Per tornare all’auto facciamo un sentiero il cui nome è tutto un programma: “il sentiero dei cuori sani”. Infatti si inerpica in pochi metri dai 3700 slm a 3800… Sarà il freddo, sarà la prima esperienza di sforzo fisico a queste altitudini ma l’impresa si rivela abbastanza dura.
Giungiamo all’auto completamente fradici di un mix di acqua e sudore… La discesa è nuovamente molto lunga e sembra non finire mai. Arriviamo ad El Angel giusto all’ora di pranzo e ci fermiamo a mangiare in una marisqueria!!! Sulle Ande, ad oltre 3000 mt di quota, noi troviamo da mangiar molluschi! Ma la fame è molta e va bene lo stesso, tanto più che mangiamo molto e soprattutto bene, nonostante sia uno di quei posti che io battezzo come “chiudi gli occhi e mangia”.
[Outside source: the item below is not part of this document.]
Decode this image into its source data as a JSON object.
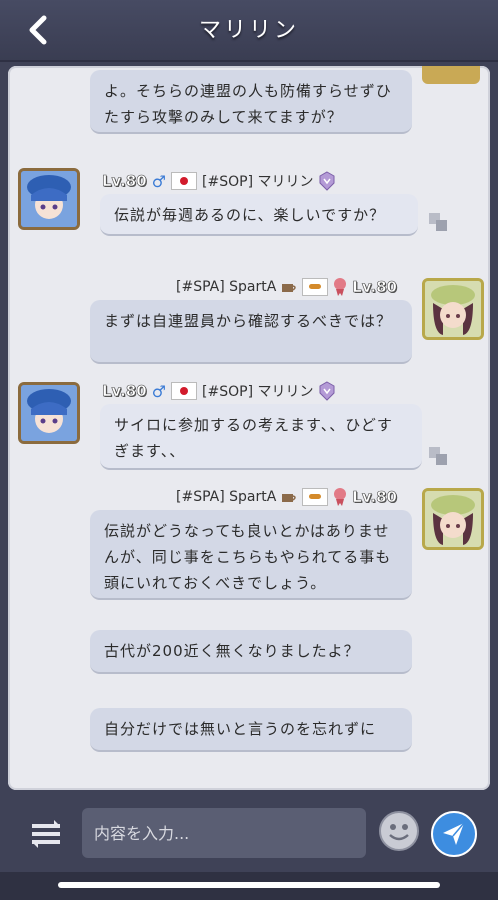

Dopo pranzo, sulla via del ritorno, ci fermiamo al paesino di Mascarillo nella valle del Chota, dove vive una comunità nera che conserva le antiche tradizioni africane. Questa comunità discende dagli schiavi neri d’Africa portati qui dagli spagnoli. Qui troviamo un italiano che svolge opera di volontariato per aiutare queste persone a mantenere intatte le loro origini e nello stesso tempo “impegnarli” in un occupazione, in quanto sono un po’ isolati sia geograficamente che come integrazione con il resto della popolazione. Assistiamo casualmente, in quel che sembra un circolo di ritrovo, ad una danza ballata da alcune ragazze, con suoni particolari che racchiudono sia la musica afro che quella andina. Il ritmo ed i movimenti di questo ballo ci “rapiscono” ed alla fine ci ritroviamo quasi in trance… Dopo esser ripartiti, andiamo a visitare il paese di San Antonio Ibarra, la cui caratteristica è di essere pieno di artigiani che lavorano il legno. Visitiamo qualche laboratorio e Laura, che adora lei stessa intagliare il legno, non si fa scappare una bellissima mano grezza. Da San Antonio raggiungiamo il posto dove passeremo la notte, l’Hosteria Chorlavì, un ex convento gesuita “convertito” ad hotel, veramente carino e caratteristico. E’ il primo dei posti con architettura spagnola coloniale in cui ci “aspettiamo” che compaia Zorro dal tetto pronto a saltare sui tipici balconcini.